The GUT-PARFECT trial, a single-centre randomised, double-blind, placebo-controlled trial was conducted at Ghent University Hospital between December 01, 2020 and December 12, 2022. Participants (aged 50–65 years, Hoehn and Yahr stage 2) were randomly assigned to receive nasojejunal FMT with either healthy donor stool or their own stool.

Computer-generated randomisation was done in a 1:1 ratio through permutated-block scheduling. Treatment allocation was concealed for participants and investigators.

The primary outcome measure at 12 months was the change in the Movement Disorders Society-Unified Parkinson’s Disease Rating Scale (MDS-UPDRS) motor score obtained during off-medication evaluations. Intention-to-treat analysis was performed using a mixed model for repeated measures analysis.

This completed trial is registered on ClinicalTrials.gov (NCT03808389).

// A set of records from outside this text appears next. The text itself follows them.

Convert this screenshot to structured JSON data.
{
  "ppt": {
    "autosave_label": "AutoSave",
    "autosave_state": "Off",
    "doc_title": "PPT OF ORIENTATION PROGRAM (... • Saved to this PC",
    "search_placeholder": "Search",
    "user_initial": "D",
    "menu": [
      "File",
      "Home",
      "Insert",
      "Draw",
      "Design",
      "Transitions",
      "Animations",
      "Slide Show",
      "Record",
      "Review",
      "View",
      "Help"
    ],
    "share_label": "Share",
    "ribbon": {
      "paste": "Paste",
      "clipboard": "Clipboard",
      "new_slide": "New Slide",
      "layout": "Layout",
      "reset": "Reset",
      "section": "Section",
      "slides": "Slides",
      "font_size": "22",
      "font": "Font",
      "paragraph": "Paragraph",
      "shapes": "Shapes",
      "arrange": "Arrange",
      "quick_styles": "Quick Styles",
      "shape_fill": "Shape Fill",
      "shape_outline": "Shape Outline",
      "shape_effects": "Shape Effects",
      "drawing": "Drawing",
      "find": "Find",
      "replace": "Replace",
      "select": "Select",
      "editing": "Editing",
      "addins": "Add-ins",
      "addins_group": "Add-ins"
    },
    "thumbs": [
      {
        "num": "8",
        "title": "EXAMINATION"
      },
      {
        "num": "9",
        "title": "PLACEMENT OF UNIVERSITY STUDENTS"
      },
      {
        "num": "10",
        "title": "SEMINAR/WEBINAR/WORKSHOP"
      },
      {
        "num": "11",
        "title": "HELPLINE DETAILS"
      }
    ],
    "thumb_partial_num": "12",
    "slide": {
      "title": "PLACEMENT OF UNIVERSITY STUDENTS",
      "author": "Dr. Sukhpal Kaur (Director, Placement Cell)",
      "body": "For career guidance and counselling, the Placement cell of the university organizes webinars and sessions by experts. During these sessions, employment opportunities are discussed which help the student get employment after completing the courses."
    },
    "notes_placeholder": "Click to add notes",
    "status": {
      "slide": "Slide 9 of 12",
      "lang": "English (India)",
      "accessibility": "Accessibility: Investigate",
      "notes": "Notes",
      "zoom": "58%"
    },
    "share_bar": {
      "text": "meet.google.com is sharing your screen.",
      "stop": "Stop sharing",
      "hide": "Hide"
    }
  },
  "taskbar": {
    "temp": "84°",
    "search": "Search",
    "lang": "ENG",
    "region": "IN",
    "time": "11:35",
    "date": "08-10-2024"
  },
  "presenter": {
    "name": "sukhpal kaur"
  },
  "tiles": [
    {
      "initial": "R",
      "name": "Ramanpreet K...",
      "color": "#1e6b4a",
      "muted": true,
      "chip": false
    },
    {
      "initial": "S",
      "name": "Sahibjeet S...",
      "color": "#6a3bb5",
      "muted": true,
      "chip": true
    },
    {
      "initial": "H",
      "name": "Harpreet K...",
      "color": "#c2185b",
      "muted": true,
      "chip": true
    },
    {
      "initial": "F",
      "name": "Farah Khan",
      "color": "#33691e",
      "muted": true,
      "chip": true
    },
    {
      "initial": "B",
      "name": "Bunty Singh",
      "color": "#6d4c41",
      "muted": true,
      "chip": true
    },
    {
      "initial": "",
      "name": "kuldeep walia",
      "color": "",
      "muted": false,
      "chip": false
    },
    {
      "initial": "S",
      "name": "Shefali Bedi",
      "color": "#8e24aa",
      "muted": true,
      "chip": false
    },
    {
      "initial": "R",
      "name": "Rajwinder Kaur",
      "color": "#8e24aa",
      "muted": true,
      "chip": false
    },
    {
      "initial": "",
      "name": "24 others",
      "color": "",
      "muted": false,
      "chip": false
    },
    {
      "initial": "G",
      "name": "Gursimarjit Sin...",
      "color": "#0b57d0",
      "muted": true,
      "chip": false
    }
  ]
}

Between December 2020 and December 2021, FMT procedures were conducted on 46 patients with PD: 22 in the healthy donor group and 24 in the placebo group. Clinical evaluations were performed at baseline, 3, 6, and 12 months post-FMT. Full data analysis was possible for 21 participants in the healthy donor group and 22 in the placebo group. After 12 months, the MDS-UPDRS motor score significantly improved by a mean of 5.8 points (95% CI −11.4 to −0.2) in the healthy donor group and by 2.7 points (−8.3 to 2.9) in the placebo group (p = 0.0235). Adverse events were limited to temporary abdominal discomfort.


Our findings suggested a single FMT induced mild, but long-lasting beneficial effects on motor symptoms in patients with early-stage PD. These findings highlight the potential of modulating the gut microbiome as a therapeutic approach and warrant a further exploration of FMT in larger cohorts of patients with PD in various disease stages.


Flemish PD patient organizations (VPL and Parkili), Research Foundation Flanders (FWO), Biocodex Microbiota Foundation.